Gegen 15:30 waren schließlich alle Gefangenen in zwei Busse verfrachtet worden und wurden nun auf diverse Polizeireviere verfrachtet. Dort angekommen, wurden einige 16jährige stundenlang in Einzelzellen gesteckt. Andere kamen erst um 17:45 - eine halbe Stunde nach Abpfiff des Spiels, von dem man sie fernhalten wollte - im Gefängnis an. Man kann sich ausmalen, wie es einem 16jährigen geht, der friedlich zum Fußball fährt, direkt aus dem Bahnhof heraus in eine Einzelzelle gesteckt wird und das ganze dann noch seinen Eltern erklären muss. Nach dem Spiel wurden einige Eltern angerufen und holten ihre Kinder ab. Zwischen 20 und 21 Uhr wurden dann alle anderen wieder freigelassen und konnten mit dem Zug die Heimreise antreten.

Wir möchten zu diesen Vorfällen feststellen:

Unter 67 Gefangenen gab es genau eine Festnahme, alle anderen waren "Gewahrsamnahmen". Das bedeutet auch, dass nur einer Person konkret etwas vorgeworfen wurde. Für alle anderen wurde als Grund genannt, dass sie "in einer Gruppe waren, aus der Gewalttaten verübt wurden" und zur Gefahrenabwehr gefangen genommen werden. Diese hier genannte "Gruppe" können wir definieren als "alle, die zu diesem Zeitpunkt aus dem Bahnhof kamen und nicht schnell genug verschwanden". Das Verlassen eines Bahnhofs reicht also dafür aus, ins Gefängnis gesteckt zu werden. Hier werden Grundrechte mit Füssen getreten und der Willkür der Einsatzleiter keine Grenzen gesetzt.

Rangeleien in engen Bahnhöfen und Ausfälle Einzelner rechtfertigen keine willkürliche Sippenhaft für alle Anwesenden.

Dass Frauen verschont wurden, erscheint zwar auf den ersten Blick gut und sinnvoll, ist aber genauer betrachtet auch nur Diskriminierung einmal anders.

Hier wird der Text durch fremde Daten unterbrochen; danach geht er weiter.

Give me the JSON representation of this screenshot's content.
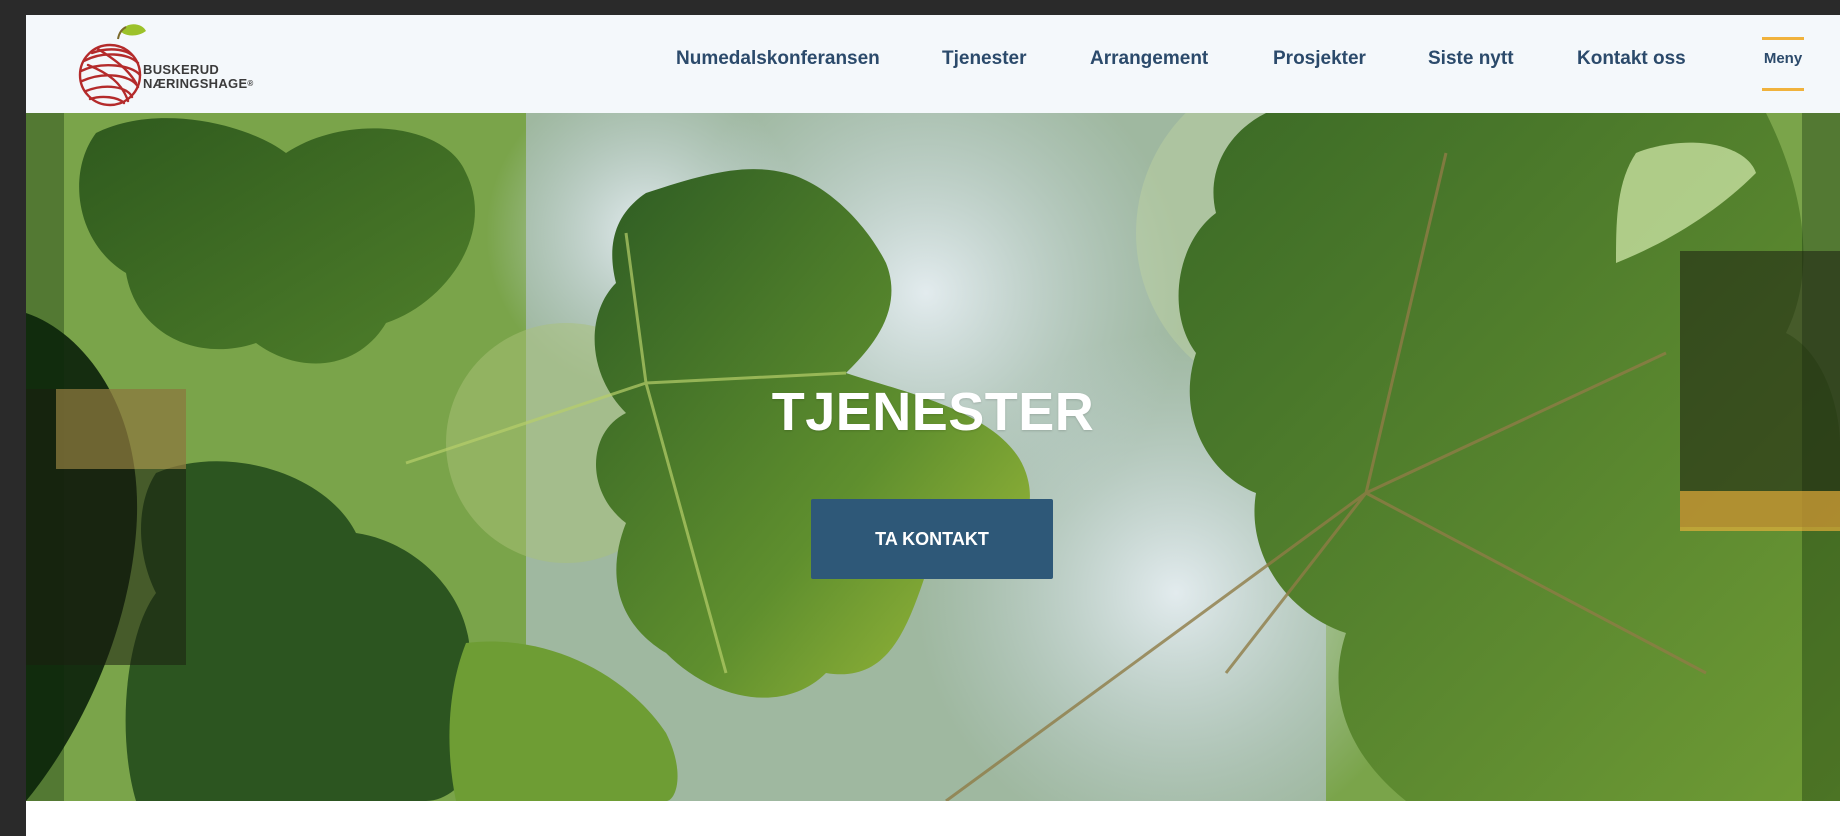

Da man uns nichts vorwerfen konnte, wurden wir zur "Gefahr" erklärt und sozusagen präventiv eingesperrt. Diese "gefährlichen" Menschen waren teilweise fast noch Kinder. Ein unbeteiligter Zeuge schrieb im offiziellen Vereinsforum: "Ich war zum Glück nicht in diesem Polizeikessel aber habe gesehen, was dort für Personen abgeführt wurden. Viele Kinder und Jugendliche, die alles andere als aggressiv oder brutal waren und aussahen."

Durch die Polizeimaßnahmen und ihre Nachwirkungen werden Jugendliche kriminalisiert und vom Fußball ausgeschlossen. Das ist das Gegenteil von dem, was DFB und DFL proklamieren. Während ältere Fans einen Nachmittag im Gefängnis vielleicht etwas leichter hinnehmen können, stehen viele junge Werderanhänger nun großen Problemen in Familie und Umfeld gegenüber, ohne dass sie irgendetwas dafür können.

Die gegenwärtige Hetzjagd in Medien und Politik, in der friedliche Fans als "Hooligans" diffamiert werden, begründet sich größtenteils mit der Sorge um die WM. Aus unserer Sicht bereitet vielmehr das Verhalten der Staatsmacht Sorgen um die WM. Welches Licht würde ein solches Vorgehen wie in Hamburg auf Deutschland werfen, wenn es sich nicht um Werderfans sondern um Fans aus Afrika handeln würde? Was würde geschehen, wenn die Polizei auf diese Art und Weise gegen Fans aus England oder den Niederlanden vorgehen würde? Mit Repressionen, die sich ohne Differenzierung gegen jeden Fan richten, wird weder der nationale Fußballalltag noch das Großereignis WM2006 so ablaufen, wie es sich alle wünschen.

Außerdem müssen wir den Berichten der Springerpresse deutlich widersprechen. Das "Hamburger Abendblatt" meldet "Auseinandersetzungen zwischen 100 Fans und Polizei", "Bild" schreibt ungefähr das gleiche. Bei der Lektüre dürften sich im Kopf des unwissenden Lesers Bilder von Straßenschlachten und gefährlichen Krawallmachern breitmachen. Das ist allerdings völlig falsch, die einzige Auseinandersetzung, die es gab, fand zwischen wenigen Fans und den Polizisten, die ihnen den Weg versperrten, statt. Die "100" sind glatt aus der Luft gegriffen, um nicht zu sagen gelogen.

Wir fordern die Polizei, die Politik und die Justiz auf, die willkürlichen Aktionen, die Freiheitsberaubung, die Polizeigewalt und die Diskriminierungen gegen Fußballfans zu beenden.

Wir fordern die Medien auf, selbst zu recherchieren, mit den Betroffenen oder Zeugen selbst zu reden und die Hetze gegen uns zu stoppen!


ES 97

Verfasst: 16.04.2005, 01:05
von sesap
nach der lektüre solcher berichten freue ich mich jeweils auf den tag, an dem die polizei die reaktion auf ihr verhalten spüren wird.